Senators propose open source software risk framework in new bill
Lawmakers introduced a bill Thursday that would have the Cybersecurity and Infrastructure Security Agency develop a risk framework to strengthen the security of open-source software.
Agencies would use the framework to mitigate risks in systems reliant on open source code, and CISA would determine if critical infrastructure owners and operators could use it voluntarily as well.
Most systems rely on freely available open source code maintained by communities for creating websites and applications, and the federal government is one of the largest users. Sens.
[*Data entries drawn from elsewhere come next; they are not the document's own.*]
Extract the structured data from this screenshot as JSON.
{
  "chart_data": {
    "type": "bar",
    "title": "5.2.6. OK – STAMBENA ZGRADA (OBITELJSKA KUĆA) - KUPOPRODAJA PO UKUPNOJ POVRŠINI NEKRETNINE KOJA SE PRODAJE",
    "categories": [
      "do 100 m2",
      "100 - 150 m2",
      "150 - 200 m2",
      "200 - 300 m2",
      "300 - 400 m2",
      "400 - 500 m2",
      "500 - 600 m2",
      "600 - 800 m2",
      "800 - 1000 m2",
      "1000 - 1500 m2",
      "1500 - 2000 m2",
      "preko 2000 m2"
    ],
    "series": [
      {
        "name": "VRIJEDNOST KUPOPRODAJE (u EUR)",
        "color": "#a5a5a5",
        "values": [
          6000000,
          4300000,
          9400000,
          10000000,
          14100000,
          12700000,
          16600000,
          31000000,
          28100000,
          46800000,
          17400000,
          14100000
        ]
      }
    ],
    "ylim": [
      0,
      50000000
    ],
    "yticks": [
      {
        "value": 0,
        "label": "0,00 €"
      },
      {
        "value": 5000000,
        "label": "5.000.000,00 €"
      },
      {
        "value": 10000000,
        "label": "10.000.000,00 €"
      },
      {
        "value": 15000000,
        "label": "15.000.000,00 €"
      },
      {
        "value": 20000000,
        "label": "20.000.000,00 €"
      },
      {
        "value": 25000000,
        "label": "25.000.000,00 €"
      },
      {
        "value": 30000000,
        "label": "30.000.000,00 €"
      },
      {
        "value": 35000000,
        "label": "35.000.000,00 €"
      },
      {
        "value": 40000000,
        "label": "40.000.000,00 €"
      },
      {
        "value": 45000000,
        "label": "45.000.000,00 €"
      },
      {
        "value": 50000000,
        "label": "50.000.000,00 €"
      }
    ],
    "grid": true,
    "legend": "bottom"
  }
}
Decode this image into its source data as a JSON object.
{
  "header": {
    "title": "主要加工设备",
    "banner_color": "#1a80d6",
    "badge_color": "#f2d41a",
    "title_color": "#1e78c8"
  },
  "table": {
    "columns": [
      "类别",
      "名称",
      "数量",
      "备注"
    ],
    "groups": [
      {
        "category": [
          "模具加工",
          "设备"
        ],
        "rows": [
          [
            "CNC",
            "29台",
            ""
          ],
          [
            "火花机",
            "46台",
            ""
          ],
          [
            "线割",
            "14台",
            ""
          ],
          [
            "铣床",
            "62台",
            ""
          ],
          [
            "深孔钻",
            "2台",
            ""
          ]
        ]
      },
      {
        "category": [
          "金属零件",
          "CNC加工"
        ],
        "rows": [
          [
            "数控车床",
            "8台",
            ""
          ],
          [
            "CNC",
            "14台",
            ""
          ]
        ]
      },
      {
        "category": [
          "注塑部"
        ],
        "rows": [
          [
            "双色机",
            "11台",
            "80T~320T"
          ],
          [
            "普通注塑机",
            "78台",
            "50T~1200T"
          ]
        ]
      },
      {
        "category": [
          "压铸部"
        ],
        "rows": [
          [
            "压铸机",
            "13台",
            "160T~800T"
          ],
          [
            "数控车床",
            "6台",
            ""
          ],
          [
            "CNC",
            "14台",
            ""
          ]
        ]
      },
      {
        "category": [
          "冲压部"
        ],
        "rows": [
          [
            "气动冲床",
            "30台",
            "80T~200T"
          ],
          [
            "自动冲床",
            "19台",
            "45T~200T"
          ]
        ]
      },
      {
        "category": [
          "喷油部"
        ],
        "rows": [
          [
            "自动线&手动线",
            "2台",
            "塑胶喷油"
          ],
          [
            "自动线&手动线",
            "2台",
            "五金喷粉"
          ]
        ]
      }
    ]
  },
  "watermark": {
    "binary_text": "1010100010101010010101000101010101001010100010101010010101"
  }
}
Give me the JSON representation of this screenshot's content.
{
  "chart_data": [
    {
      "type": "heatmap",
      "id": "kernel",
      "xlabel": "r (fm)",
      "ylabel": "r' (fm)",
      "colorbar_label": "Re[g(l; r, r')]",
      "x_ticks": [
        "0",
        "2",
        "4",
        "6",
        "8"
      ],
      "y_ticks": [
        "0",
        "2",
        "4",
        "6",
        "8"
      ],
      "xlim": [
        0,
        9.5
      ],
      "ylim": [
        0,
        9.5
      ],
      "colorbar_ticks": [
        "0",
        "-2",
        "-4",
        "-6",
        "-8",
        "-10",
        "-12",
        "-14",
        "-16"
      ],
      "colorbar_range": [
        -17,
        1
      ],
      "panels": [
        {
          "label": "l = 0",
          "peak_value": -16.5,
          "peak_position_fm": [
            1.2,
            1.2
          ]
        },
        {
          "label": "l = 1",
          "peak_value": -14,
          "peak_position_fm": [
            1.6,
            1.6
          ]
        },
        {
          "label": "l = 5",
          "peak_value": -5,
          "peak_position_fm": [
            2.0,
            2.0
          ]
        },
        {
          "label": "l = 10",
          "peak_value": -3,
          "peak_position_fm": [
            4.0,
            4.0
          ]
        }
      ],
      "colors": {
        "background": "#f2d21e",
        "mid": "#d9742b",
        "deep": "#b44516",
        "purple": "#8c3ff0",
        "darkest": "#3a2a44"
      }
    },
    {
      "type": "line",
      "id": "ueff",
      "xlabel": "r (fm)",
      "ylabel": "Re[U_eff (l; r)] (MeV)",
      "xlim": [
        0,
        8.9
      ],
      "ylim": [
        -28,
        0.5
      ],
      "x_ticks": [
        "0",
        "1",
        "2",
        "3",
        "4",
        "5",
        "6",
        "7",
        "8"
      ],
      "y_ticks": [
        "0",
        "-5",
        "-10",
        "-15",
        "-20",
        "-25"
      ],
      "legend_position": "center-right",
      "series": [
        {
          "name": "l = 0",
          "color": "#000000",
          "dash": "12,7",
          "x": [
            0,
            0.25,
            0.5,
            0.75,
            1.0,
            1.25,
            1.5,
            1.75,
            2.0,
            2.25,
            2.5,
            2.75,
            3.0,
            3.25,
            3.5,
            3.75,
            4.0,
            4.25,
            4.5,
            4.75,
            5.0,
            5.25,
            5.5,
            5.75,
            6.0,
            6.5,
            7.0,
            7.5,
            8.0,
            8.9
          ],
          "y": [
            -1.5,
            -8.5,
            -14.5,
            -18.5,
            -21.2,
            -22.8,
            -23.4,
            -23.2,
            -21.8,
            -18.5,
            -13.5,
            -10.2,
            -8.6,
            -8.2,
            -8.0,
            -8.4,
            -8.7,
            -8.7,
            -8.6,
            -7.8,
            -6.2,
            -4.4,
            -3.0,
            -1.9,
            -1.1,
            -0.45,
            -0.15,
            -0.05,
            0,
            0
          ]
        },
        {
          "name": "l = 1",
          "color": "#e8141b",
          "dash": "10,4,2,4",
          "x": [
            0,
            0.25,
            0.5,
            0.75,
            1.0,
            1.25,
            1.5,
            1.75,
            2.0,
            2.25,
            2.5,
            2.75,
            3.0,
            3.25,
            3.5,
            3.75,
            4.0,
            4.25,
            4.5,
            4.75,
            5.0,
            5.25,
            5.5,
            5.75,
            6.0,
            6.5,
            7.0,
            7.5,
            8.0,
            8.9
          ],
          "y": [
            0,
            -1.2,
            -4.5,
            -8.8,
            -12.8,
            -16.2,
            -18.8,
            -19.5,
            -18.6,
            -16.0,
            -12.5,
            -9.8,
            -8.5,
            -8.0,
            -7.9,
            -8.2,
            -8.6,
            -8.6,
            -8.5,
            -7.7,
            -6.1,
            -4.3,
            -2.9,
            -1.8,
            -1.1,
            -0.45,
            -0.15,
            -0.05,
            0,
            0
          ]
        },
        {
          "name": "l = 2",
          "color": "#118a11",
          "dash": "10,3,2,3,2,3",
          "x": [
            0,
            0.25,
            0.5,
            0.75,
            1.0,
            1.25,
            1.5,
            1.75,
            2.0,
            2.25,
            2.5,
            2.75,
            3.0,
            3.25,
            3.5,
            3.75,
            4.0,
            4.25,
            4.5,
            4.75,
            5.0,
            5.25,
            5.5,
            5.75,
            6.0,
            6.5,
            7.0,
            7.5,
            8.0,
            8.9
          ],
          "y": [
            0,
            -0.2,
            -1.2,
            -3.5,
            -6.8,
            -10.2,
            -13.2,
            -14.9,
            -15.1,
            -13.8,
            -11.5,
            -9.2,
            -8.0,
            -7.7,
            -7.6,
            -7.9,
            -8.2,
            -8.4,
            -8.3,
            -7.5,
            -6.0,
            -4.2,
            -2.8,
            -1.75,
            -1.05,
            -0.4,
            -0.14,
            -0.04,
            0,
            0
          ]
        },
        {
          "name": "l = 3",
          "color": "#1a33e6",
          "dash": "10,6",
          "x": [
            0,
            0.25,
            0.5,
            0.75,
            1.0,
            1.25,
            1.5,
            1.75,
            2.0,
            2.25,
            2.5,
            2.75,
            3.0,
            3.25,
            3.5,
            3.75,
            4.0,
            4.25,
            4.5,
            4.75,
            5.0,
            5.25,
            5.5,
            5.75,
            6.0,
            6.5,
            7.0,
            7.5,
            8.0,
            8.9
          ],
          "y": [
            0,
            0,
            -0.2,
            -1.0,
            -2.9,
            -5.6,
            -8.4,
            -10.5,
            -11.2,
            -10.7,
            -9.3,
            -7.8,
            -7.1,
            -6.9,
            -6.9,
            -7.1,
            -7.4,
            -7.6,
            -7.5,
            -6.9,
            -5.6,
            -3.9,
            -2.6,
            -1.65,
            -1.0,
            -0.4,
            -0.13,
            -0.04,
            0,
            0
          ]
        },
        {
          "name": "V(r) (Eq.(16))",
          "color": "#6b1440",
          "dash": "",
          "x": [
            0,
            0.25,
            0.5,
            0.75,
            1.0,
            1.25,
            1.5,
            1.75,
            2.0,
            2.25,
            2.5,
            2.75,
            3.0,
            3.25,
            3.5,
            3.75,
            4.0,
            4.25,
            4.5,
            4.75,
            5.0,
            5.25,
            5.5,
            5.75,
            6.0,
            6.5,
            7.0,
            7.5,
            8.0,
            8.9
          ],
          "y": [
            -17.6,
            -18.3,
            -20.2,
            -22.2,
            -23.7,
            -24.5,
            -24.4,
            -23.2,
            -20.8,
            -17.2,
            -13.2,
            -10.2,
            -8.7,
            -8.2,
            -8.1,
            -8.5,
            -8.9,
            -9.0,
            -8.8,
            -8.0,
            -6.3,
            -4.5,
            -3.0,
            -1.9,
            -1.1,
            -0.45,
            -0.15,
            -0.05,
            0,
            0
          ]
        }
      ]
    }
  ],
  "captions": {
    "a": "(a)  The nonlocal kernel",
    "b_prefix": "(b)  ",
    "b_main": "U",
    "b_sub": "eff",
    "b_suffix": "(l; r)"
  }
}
Gary Peters, D-Mich., and Rob Portman, R-Ohio — the chairman and ranking member of the Homeland Security Committee, respectively — proposed the legislation after holding a hearing in response to the discovery of a severe, widespread Log4j vulnerability in open source code affecting federal systems and millions of others worldwide.
“This incident presented a serious threat to federal systems and critical infrastructure companies — including banks, hospitals and utilities — that Americans rely on each and every day for essential services,” Peters said in the announcement. “This commonsense, bipartisan legislation will help secure open source software and further fortify our cybersecurity defenses against cybercriminals and foreign adversaries who launch incessant attacks on networks across the nation.”
The Securing Open Source Software Act would further have CISA hire open source software experts to help address cyber incidents, require the Office of Management and Budget to issue guidance for agencies on securing open source software, and establish a software security subcommittee of the CISA Cybersecurity Advisory Committee.
Peters and Portman previously saw bills signed into law requiring critical infrastructure owners and operators to report substantial cyberattacks and ransomware payments to CISA and bolstering state and local governments’ cyber, while the Senate unanimously passed their bills protecting federal networks and encouraging safe adoption of cloud technology.
“This important legislation will, for the first time ever, codify open source software as public infrastructure,” said Trey Herr, director of the Cyber Statecraft Initiative at the Atlantic Council‘s Scowcroft Center for Strategy and Security, in a statement. “If signed into law, it would serve as a historic step for wider federal support for the health and security of open source software.”
Details of the proposed legislation were first reported by The Washington Post.